The topic came up again recently in a Wall Street Journal blog post by Sue Shellenbarger. She references a forward-thinking CEO who objects to an over-reliance on email because:
". . . people use it to avoid talking with others, or to hide negative or critical messages or information from coworkers, sometimes by hitting the "bcc" button. His goal in setting the ban is to get employees "authentically addressing issues amongst each other," he told employees. "Confront issues head-on, don't hide behind emails." So far, the edict is working; people are grabbing their phones or walking to each other's desks to talk, Mr. Dalgaard says. Employees can still contact each other online through in-house social networks, where groups post short messages that can immediately be seen by everyone."

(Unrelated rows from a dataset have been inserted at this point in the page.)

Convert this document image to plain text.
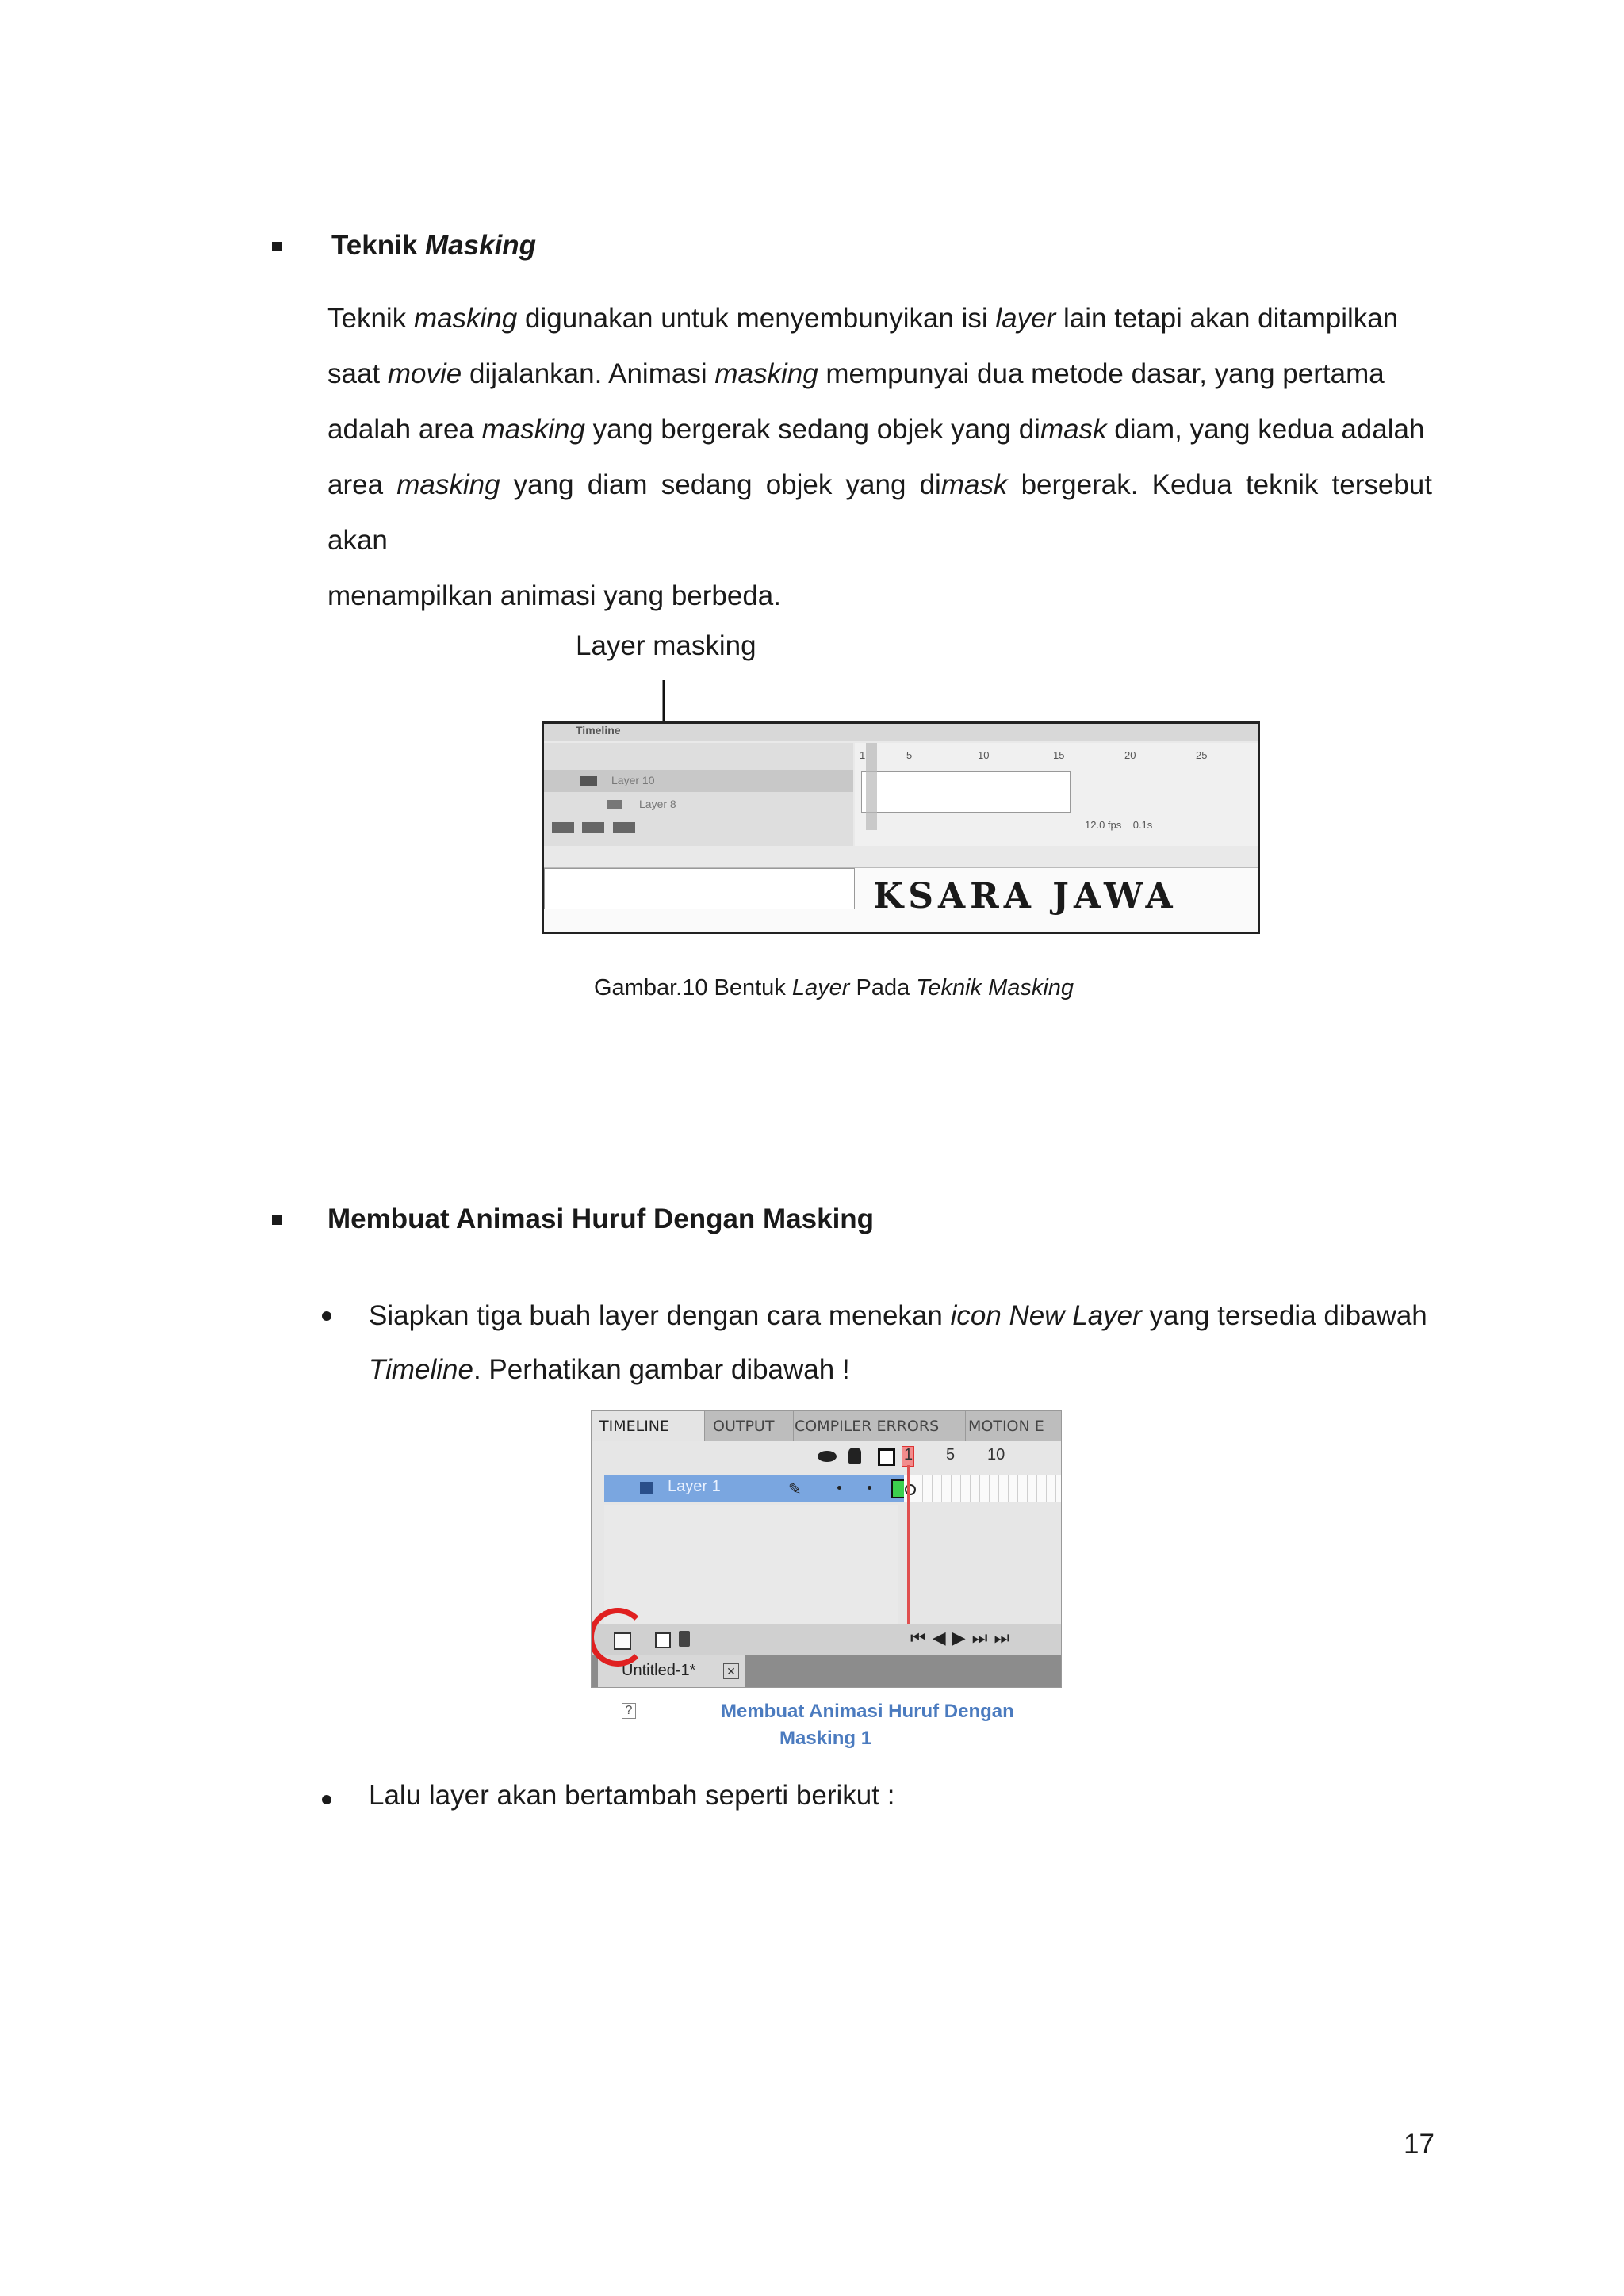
Teknik Masking

Teknik masking digunakan untuk menyembunyikan isi layer lain tetapi akan ditampilkan

saat movie dijalankan. Animasi masking mempunyai dua metode dasar, yang pertama

adalah area masking yang bergerak sedang objek yang dimask diam, yang kedua adalah

area masking yang diam sedang objek yang dimask bergerak. Kedua teknik tersebut akan

menampilkan animasi yang berbeda.

Layer masking
Timeline
Layer 10
Layer 8

1	5	10	15	20	25
12.0 fps 0.1s
KSARA JAWA
Gambar.10 Bentuk Layer Pada Teknik Masking
Membuat Animasi Huruf Dengan Masking

Siapkan tiga buah layer dengan cara menekan icon New Layer yang tersedia dibawah

Timeline. Perhatikan gambar dibawah !

TIMELINE	OUTPUT	COMPILER ERRORS	MOTION E
1 5 10
Layer 1	✎
⏮◀▶⏭⏭
Untitled-1*	✕
?	Membuat Animasi Huruf Dengan
Masking 1
Lalu layer akan bertambah seperti berikut :
17
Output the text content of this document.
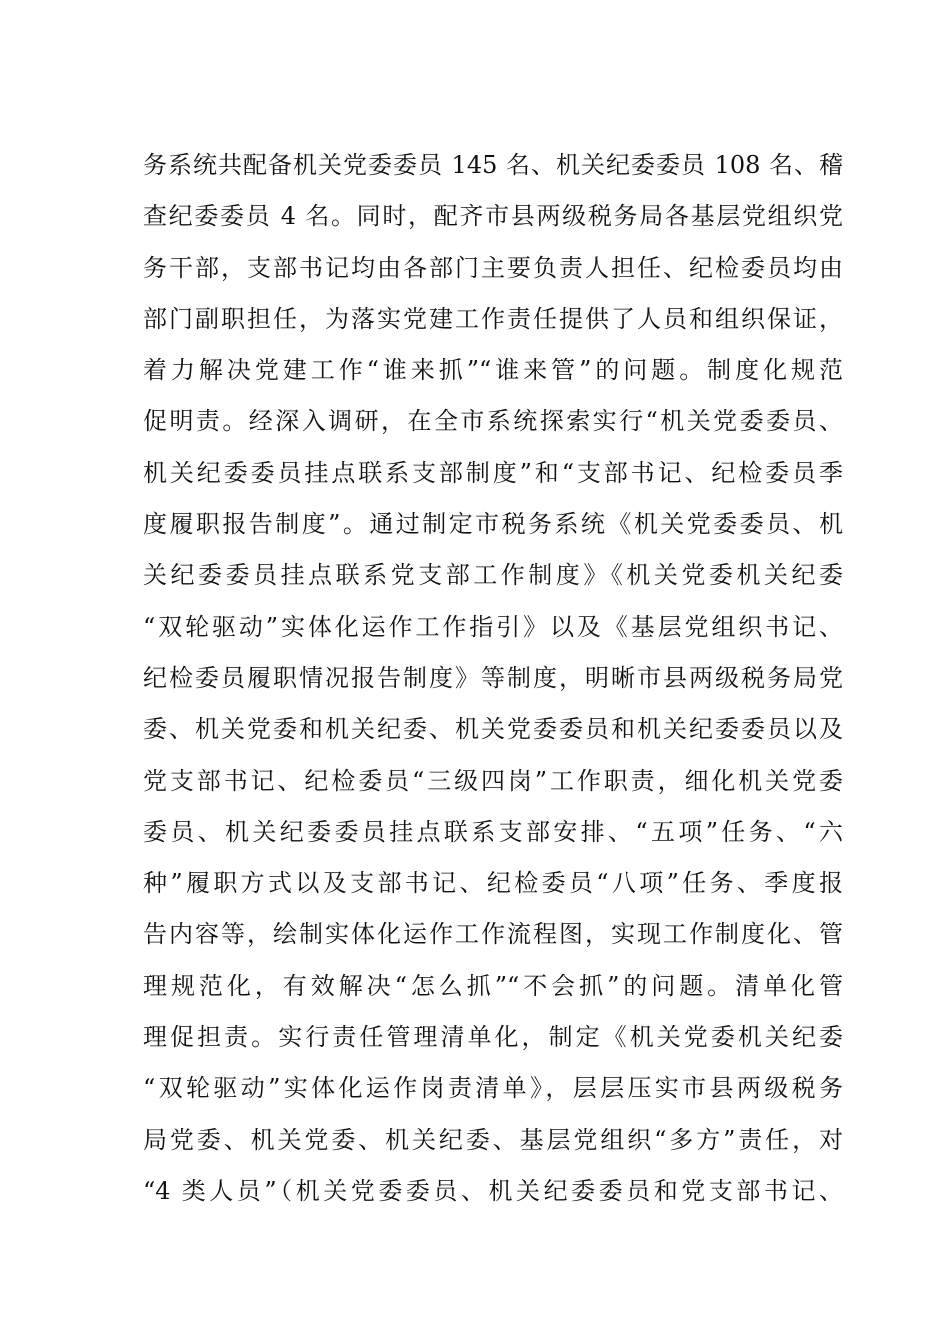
务系统共配备机关党委委员 145 名、机关纪委委员 108 名、稽
查纪委委员 4 名。同时，配齐市县两级税务局各基层党组织党
务干部，支部书记均由各部门主要负责人担任、纪检委员均由
部门副职担任，为落实党建工作责任提供了人员和组织保证，
着力解决党建工作“谁来抓”“谁来管”的问题。制度化规范
促明责。经深入调研，在全市系统探索实行“机关党委委员、
机关纪委委员挂点联系支部制度”和“支部书记、纪检委员季
度履职报告制度”。通过制定市税务系统《机关党委委员、机
关纪委委员挂点联系党支部工作制度》《机关党委机关纪委
“双轮驱动”实体化运作工作指引》以及《基层党组织书记、
纪检委员履职情况报告制度》等制度，明晰市县两级税务局党
委、机关党委和机关纪委、机关党委委员和机关纪委委员以及
党支部书记、纪检委员“三级四岗”工作职责，细化机关党委
委员、机关纪委委员挂点联系支部安排、“五项”任务、“六
种”履职方式以及支部书记、纪检委员“八项”任务、季度报
告内容等，绘制实体化运作工作流程图，实现工作制度化、管
理规范化，有效解决“怎么抓”“不会抓”的问题。清单化管
理促担责。实行责任管理清单化，制定《机关党委机关纪委
“双轮驱动”实体化运作岗责清单》，层层压实市县两级税务
局党委、机关党委、机关纪委、基层党组织“多方”责任，对
“4 类人员”（机关党委委员、机关纪委委员和党支部书记、
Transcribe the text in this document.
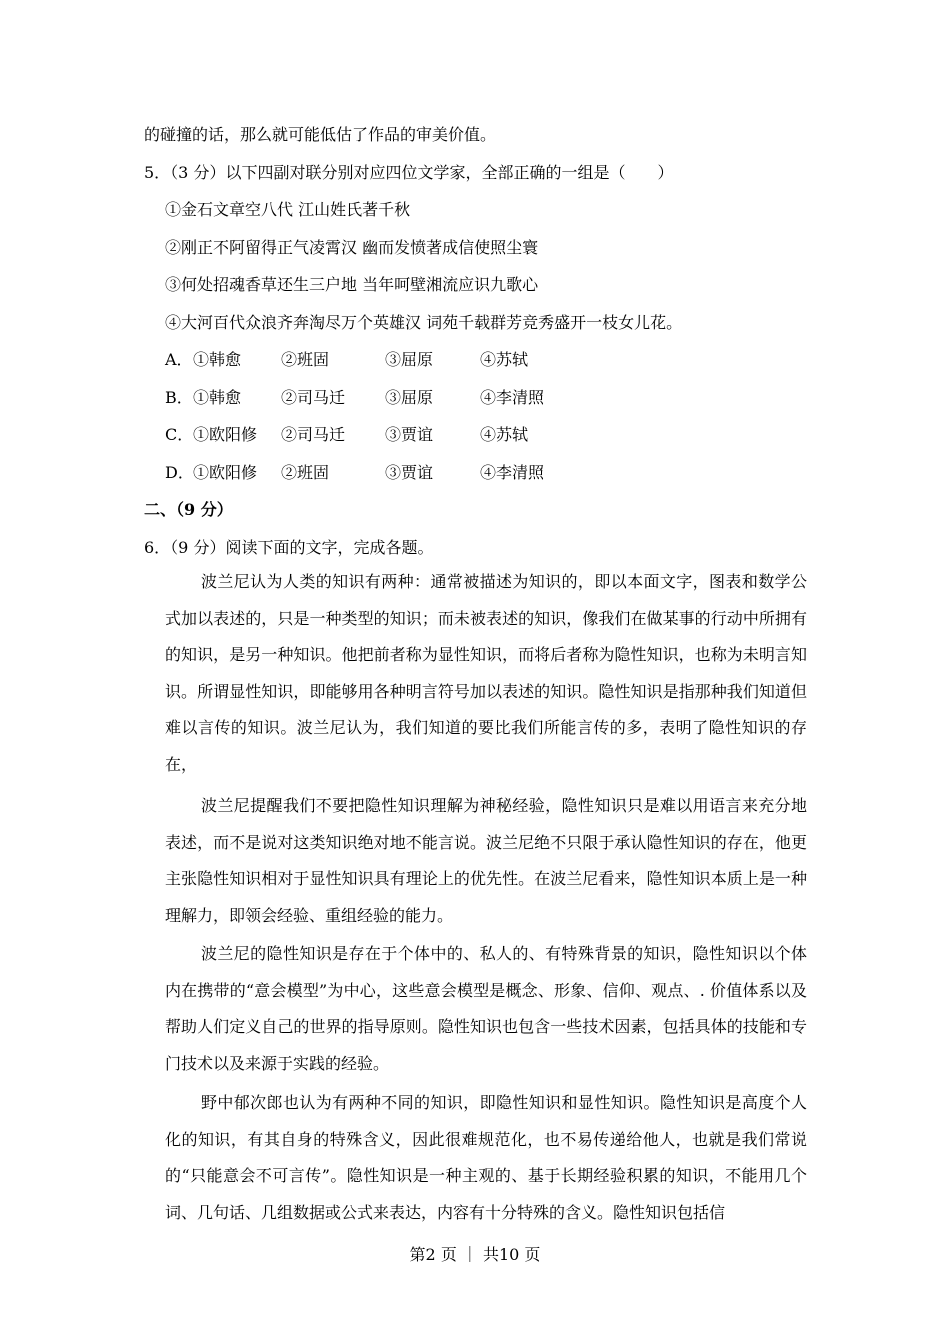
的碰撞的话，那么就可能低估了作品的审美价值。
5．（3 分）以下四副对联分别对应四位文学家，全部正确的一组是（　　）
①金石文章空八代 江山姓氏著千秋
②刚正不阿留得正气凌霄汉 幽而发愤著成信使照尘寰
③何处招魂香草还生三户地 当年呵壁湘流应识九歌心
④大河百代众浪齐奔淘尽万个英雄汉 词苑千载群芳竞秀盛开一枝女儿花。
A． ①韩愈 ②班固	③屈原	④苏轼
B． ①韩愈 ②司马迁 ③屈原	④李清照
C． ①欧阳修 ②司马迁 ③贾谊	④苏轼
D． ①欧阳修 ②班固	③贾谊	④李清照
二、（9 分）
6．（9 分）阅读下面的文字，完成各题。
波兰尼认为人类的知识有两种：通常被描述为知识的，即以本面文字，图表和数学公式加以表述的，只是一种类型的知识；而未被表述的知识，像我们在做某事的行动中所拥有的知识，是另一种知识。他把前者称为显性知识，而将后者称为隐性知识，也称为未明言知识。所谓显性知识，即能够用各种明言符号加以表述的知识。隐性知识是指那种我们知道但难以言传的知识。波兰尼认为，我们知道的要比我们所能言传的多，表明了隐性知识的存在，
波兰尼提醒我们不要把隐性知识理解为神秘经验，隐性知识只是难以用语言来充分地表述，而不是说对这类知识绝对地不能言说。波兰尼绝不只限于承认隐性知识的存在，他更主张隐性知识相对于显性知识具有理论上的优先性。在波兰尼看来，隐性知识本质上是一种理解力，即领会经验、重组经验的能力。
波兰尼的隐性知识是存在于个体中的、私人的、有特殊背景的知识，隐性知识以个体内在携带的“意会模型”为中心，这些意会模型是概念、形象、信仰、观点、. 价值体系以及帮助人们定义自己的世界的指导原则。隐性知识也包含一些技术因素，包括具体的技能和专门技术以及来源于实践的经验。
野中郁次郎也认为有两种不同的知识，即隐性知识和显性知识。隐性知识是高度个人化的知识，有其自身的特殊含义，因此很难规范化，也不易传递给他人，也就是我们常说的“只能意会不可言传”。隐性知识是一种主观的、基于长期经验积累的知识，不能用几个词、几句话、几组数据或公式来表达，内容有十分特殊的含义。隐性知识包括信
第2 页 ｜ 共10 页
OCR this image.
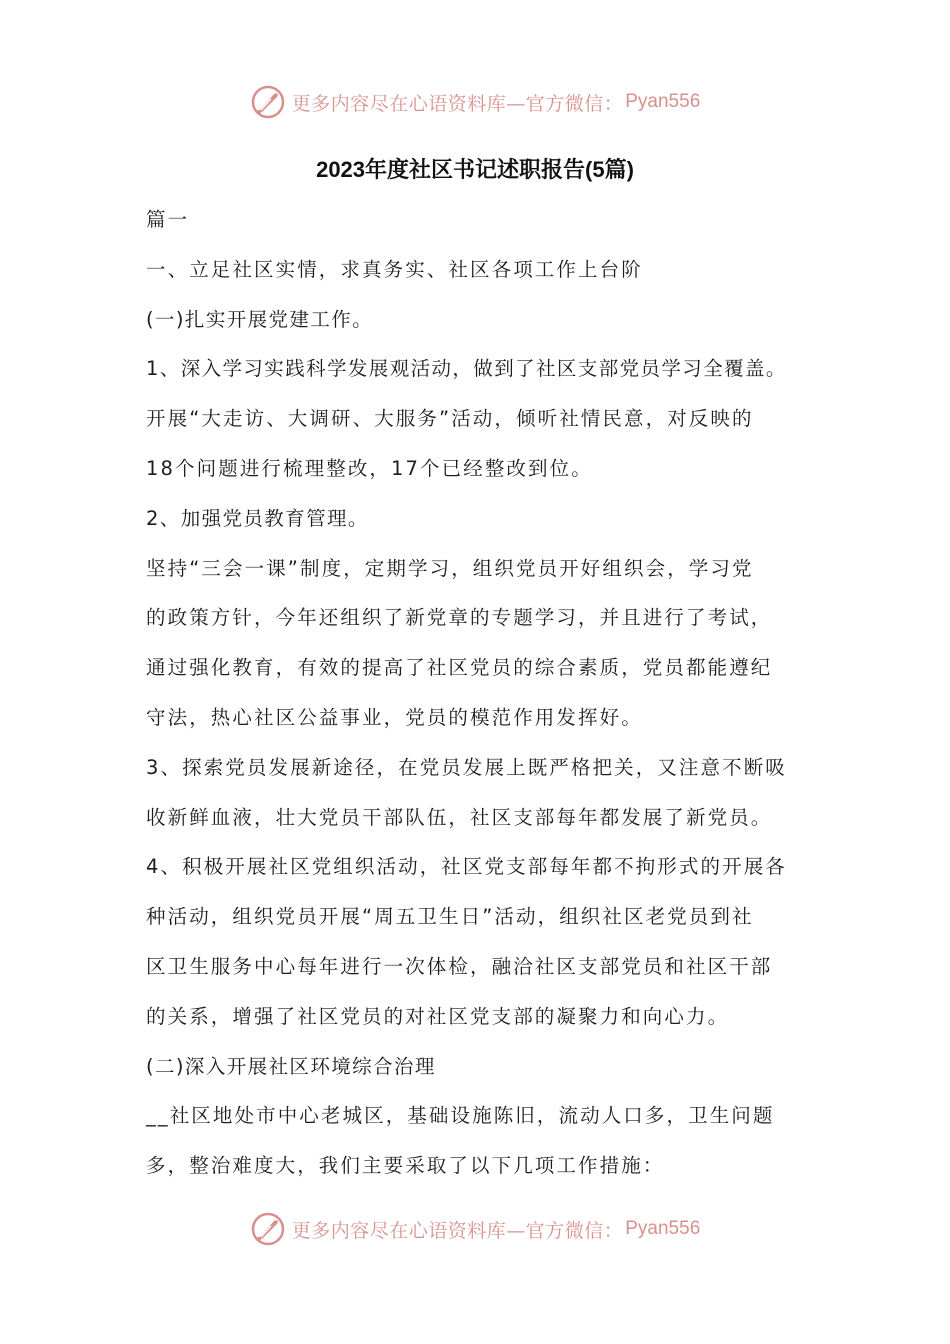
更多内容尽在心语资料库—官方微信： Pyan556
2023年度社区书记述职报告(5篇)
篇一
一、立足社区实情，求真务实、社区各项工作上台阶
(一)扎实开展党建工作。
1、深入学习实践科学发展观活动，做到了社区支部党员学习全覆盖。
开展“大走访、大调研、大服务”活动，倾听社情民意，对反映的
18个问题进行梳理整改，17个已经整改到位。
2、加强党员教育管理。
坚持“三会一课”制度，定期学习，组织党员开好组织会，学习党
的政策方针，今年还组织了新党章的专题学习，并且进行了考试，
通过强化教育，有效的提高了社区党员的综合素质，党员都能遵纪
守法，热心社区公益事业，党员的模范作用发挥好。
3、探索党员发展新途径，在党员发展上既严格把关，又注意不断吸
收新鲜血液，壮大党员干部队伍，社区支部每年都发展了新党员。
4、积极开展社区党组织活动，社区党支部每年都不拘形式的开展各
种活动，组织党员开展“周五卫生日”活动，组织社区老党员到社
区卫生服务中心每年进行一次体检，融洽社区支部党员和社区干部
的关系，增强了社区党员的对社区党支部的凝聚力和向心力。
(二)深入开展社区环境综合治理
__社区地处市中心老城区，基础设施陈旧，流动人口多，卫生问题
多，整治难度大，我们主要采取了以下几项工作措施：
更多内容尽在心语资料库—官方微信： Pyan556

Shellenbarger also cites an article in the Journal of Applied Psychology which "found that people are more willing to lie when communicating via email than with pen and paper, and feel more justified doing so. This was true regardless of whether the writers were told their falsehood would be discovered by others."
The upshot is, less reliance on email means higher productivity, more effective (and possibly even more honest) communications at an individual level, and overall an improved organizational culture. Plus, you get to escape the tyranny of the inbox. What's not to like?